Defra and its agencies have introduced controls and testing to limit the spread of the disease.

The Veterinary Laboratories Agency (VLA) has produced a report analysing the comparative field performance of tuberculins (PDF 164 KB) produced by VLA Weybridge and by Dutch manufacturer ID Lelystad between 1 January 2005 and 31 March 2007.

Gamma interferon test

In August 2006, the Government announced further action to improve the testing of cattle for bovine TB. The announcement included details of an increase in the use of the gamma interferon diagnostic blood test, alongside the current skin test, since October 2006. Further information on this can be found in the gamma interferon pages of this website.

Review of bovine TB testing procedures in England and Wales

In August 2006, the Government published the report of a review carried out by DNV Consulting (PDF 317 KB) into bovine TB testing procedures in England and Wales. The review did not find anything to fundamentally undermine the validity of the existing TB testing programme, but did identify that there was widespread non-compliance with certain instructions.

Some of the detailed review findings do cause Defra concern and we are working closely with Animal Health (formerly SVS) and the veterinary profession to address these. The report has identified that there is a clear need for government to enhance TB testing audit/assurance procedures. We will also be working to introduce more robust performance monitoring systems.


The Tuberculosis (England) Order 2007 explains pre-movement testing regulations, clarifies and strengthens the powers of Defra for dealing with incidents of bTB, in respect of movement restrictions on herds where an official diagnostic test has not been carried out by the due date. It defines “bovine animals” to include buffalo and bison, and is designed to improve the surveillance of cattle TB by enabling Defra to follow up cases where bTB is identified by a laboratory example of a sample taken from any mammal (other than man). The Order also states the role of the Secretary of State in relation to the use, and results of, diagnostic tests for bTB. This Order also clarifies and strengthens permitted movements in and out Approved Finishing Units, Exempt Finishing Units, Collection Centres and markets.
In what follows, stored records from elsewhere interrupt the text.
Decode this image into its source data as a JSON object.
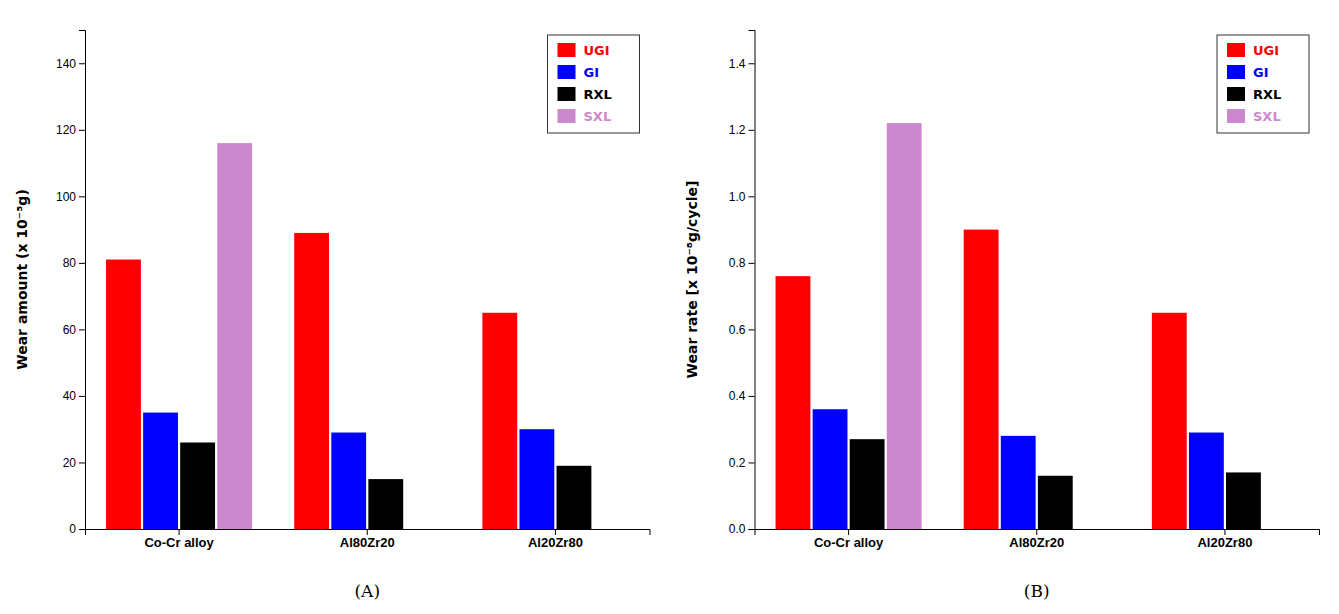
{
  "chart_data": [
    {
      "type": "bar",
      "title": "(A)",
      "ylabel": "Wear amount (x 10⁻⁵g)",
      "categories": [
        "Co-Cr alloy",
        "Al80Zr20",
        "Al20Zr80"
      ],
      "series": [
        {
          "name": "UGI",
          "color": "#ff0000",
          "values": [
            81,
            89,
            65
          ]
        },
        {
          "name": "GI",
          "color": "#0000ff",
          "values": [
            35,
            29,
            30
          ]
        },
        {
          "name": "RXL",
          "color": "#000000",
          "values": [
            26,
            15,
            19
          ]
        },
        {
          "name": "SXL",
          "color": "#cc88cc",
          "values": [
            116,
            0,
            0
          ]
        }
      ],
      "ylim": [
        0,
        150
      ],
      "yticks": [
        0,
        20,
        40,
        60,
        80,
        100,
        120,
        140
      ],
      "grid": false,
      "legend": "upper right"
    },
    {
      "type": "bar",
      "title": "(B)",
      "ylabel": "Wear rate [x 10⁻⁸g/cycle]",
      "categories": [
        "Co-Cr alloy",
        "Al80Zr20",
        "Al20Zr80"
      ],
      "series": [
        {
          "name": "UGI",
          "color": "#ff0000",
          "values": [
            0.76,
            0.9,
            0.65
          ]
        },
        {
          "name": "GI",
          "color": "#0000ff",
          "values": [
            0.36,
            0.28,
            0.29
          ]
        },
        {
          "name": "RXL",
          "color": "#000000",
          "values": [
            0.27,
            0.16,
            0.17
          ]
        },
        {
          "name": "SXL",
          "color": "#cc88cc",
          "values": [
            1.22,
            0,
            0
          ]
        }
      ],
      "ylim": [
        0,
        1.5
      ],
      "yticks": [
        {
          "value": 0,
          "label": "0.0"
        },
        0.2,
        0.4,
        0.6,
        0.8,
        {
          "value": 1.0,
          "label": "1.0"
        },
        1.2,
        1.4
      ],
      "grid": false,
      "legend": "upper right"
    }
  ]
}
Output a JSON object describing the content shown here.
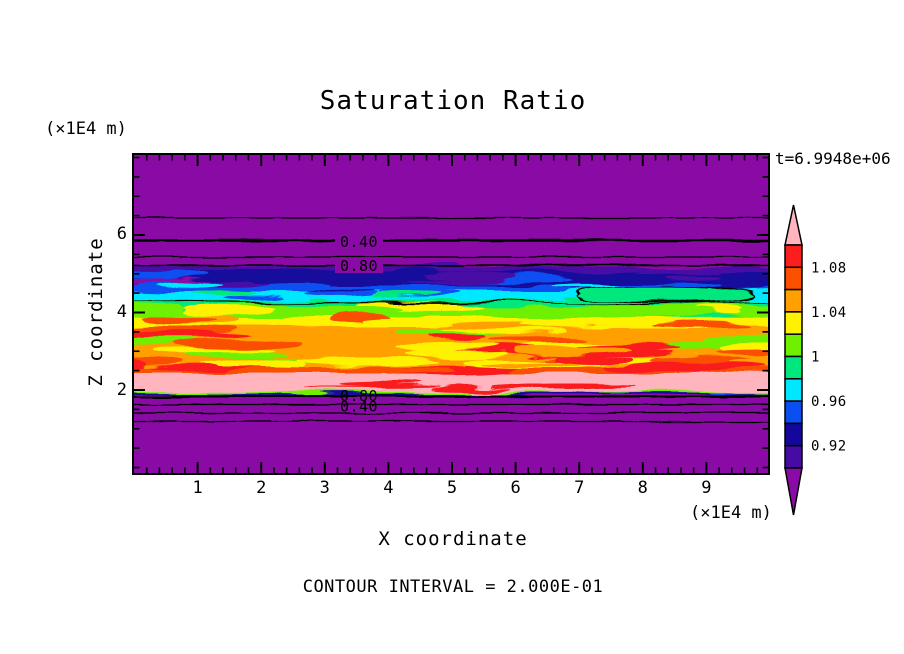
{
  "title": "Saturation Ratio",
  "header": {
    "z_axis_unit": "(×1E4 m)",
    "time_label": "t=6.9948e+06"
  },
  "x_axis": {
    "label": "X coordinate",
    "unit": "(×1E4 m)",
    "ticks": [
      "1",
      "2",
      "3",
      "4",
      "5",
      "6",
      "7",
      "8",
      "9"
    ]
  },
  "z_axis": {
    "label": "Z coordinate",
    "ticks": [
      "6",
      "4",
      "2"
    ]
  },
  "footer": {
    "contour_interval_label": "CONTOUR INTERVAL = 2.000E-01"
  },
  "contour_labels": {
    "top_first": "0.40",
    "top_second": "0.80",
    "bottom_first": "0.80",
    "bottom_second": "0.40"
  },
  "colorbar": {
    "tick_labels": [
      {
        "text": "1.08",
        "boundary_index": 1
      },
      {
        "text": "1.04",
        "boundary_index": 3
      },
      {
        "text": "1",
        "boundary_index": 5
      },
      {
        "text": "0.96",
        "boundary_index": 7
      },
      {
        "text": "0.92",
        "boundary_index": 9
      }
    ],
    "segment_colors_top_to_bottom": [
      "#FA1E1E",
      "#FA5000",
      "#FFA000",
      "#FFF200",
      "#6EF000",
      "#00E87D",
      "#00E8FF",
      "#0A50F0",
      "#14089C",
      "#460AA5"
    ],
    "above_max_color": "#FFB4BE",
    "below_min_color": "#8A0AA5"
  },
  "palette": {
    "pink": "#FFB4BE",
    "red": "#FA1E1E",
    "orange_red": "#FA5000",
    "orange": "#FFA000",
    "yellow": "#FFF200",
    "chartreuse": "#6EF000",
    "green": "#00E87D",
    "cyan": "#00E8FF",
    "blue": "#0A50F0",
    "navy": "#14089C",
    "indigo": "#460AA5",
    "purple": "#8A0AA5",
    "line": "#000000"
  },
  "chart_data": {
    "type": "heatmap",
    "subtype": "filled-contour-plot",
    "title": "Saturation Ratio",
    "xlabel": "X coordinate",
    "ylabel": "Z coordinate",
    "x_unit": "(×1E4 m)",
    "y_unit": "(×1E4 m)",
    "xlim": [
      0,
      10
    ],
    "ylim": [
      0,
      8.2
    ],
    "x_ticks": [
      1,
      2,
      3,
      4,
      5,
      6,
      7,
      8,
      9
    ],
    "y_ticks": [
      2,
      4,
      6
    ],
    "time_annotation": "t=6.9948e+06",
    "contour_interval": 0.2,
    "colorbar_tick_values": [
      1.08,
      1.04,
      1.0,
      0.96,
      0.92
    ],
    "colorbar_levels": [
      {
        "range": "> 1.10",
        "color": "#FFB4BE"
      },
      {
        "range": "1.08 - 1.10",
        "color": "#FA1E1E"
      },
      {
        "range": "1.06 - 1.08",
        "color": "#FA5000"
      },
      {
        "range": "1.04 - 1.06",
        "color": "#FFA000"
      },
      {
        "range": "1.02 - 1.04",
        "color": "#FFF200"
      },
      {
        "range": "1.00 - 1.02",
        "color": "#6EF000"
      },
      {
        "range": "0.98 - 1.00",
        "color": "#00E87D"
      },
      {
        "range": "0.96 - 0.98",
        "color": "#00E8FF"
      },
      {
        "range": "0.94 - 0.96",
        "color": "#0A50F0"
      },
      {
        "range": "0.92 - 0.94",
        "color": "#14089C"
      },
      {
        "range": "0.90 - 0.92",
        "color": "#460AA5"
      },
      {
        "range": "< 0.90",
        "color": "#8A0AA5"
      }
    ],
    "labeled_contour_lines": [
      {
        "value": 0.4,
        "z": 5.9
      },
      {
        "value": 0.8,
        "z": 5.2
      },
      {
        "value": 0.8,
        "z": 1.85
      },
      {
        "value": 0.4,
        "z": 1.6
      }
    ],
    "field_bands": [
      {
        "z_range": [
          5.0,
          8.2
        ],
        "saturation": "< 0.90",
        "description": "uniform purple background with faint contour lines at z≈6.4, 5.9, 5.4, 5.2"
      },
      {
        "z_range": [
          4.55,
          5.0
        ],
        "saturation": "0.90 - 0.96",
        "description": "navy and royal-blue streaky band"
      },
      {
        "z_range": [
          4.3,
          4.55
        ],
        "saturation": "0.96 - 1.00",
        "description": "cyan and green band; 1.0 contour with closed loop island at x≈7-10"
      },
      {
        "z_range": [
          2.5,
          4.3
        ],
        "saturation": "1.02 - 1.10",
        "description": "wide mottled yellow/orange/red band"
      },
      {
        "z_range": [
          1.95,
          2.5
        ],
        "saturation": "> 1.10",
        "description": "pink band with red streaks"
      },
      {
        "z_range": [
          0,
          1.95
        ],
        "saturation": "< 0.90",
        "description": "uniform purple background with contour lines at z≈1.85, 1.65, 1.4, 1.2"
      }
    ]
  }
}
More information on legislation is available.

Routine Surveillance Testing

Cattle are tested every 1, 2, 3 or 4 years depending on how widespread bTB is in a particular region.

Cattle Movement Testing

Statutory pre-movement testing of cattle was introduced in England in March 2006 and in Wales in May 2006. Pre- and post- movement testing of cattle was implemented in Scotland in September 2005.

Additional TB testing for movements of bovine animals into Scotland was introduced at the end of February 2010 as a result of Scotland being granted Officially TB-Free status.

Further information, including requirements for cattle owners, is available on the pre-movement testing pages of this website.


The Meat Hygiene Service inspects all cattle sent for slaughter.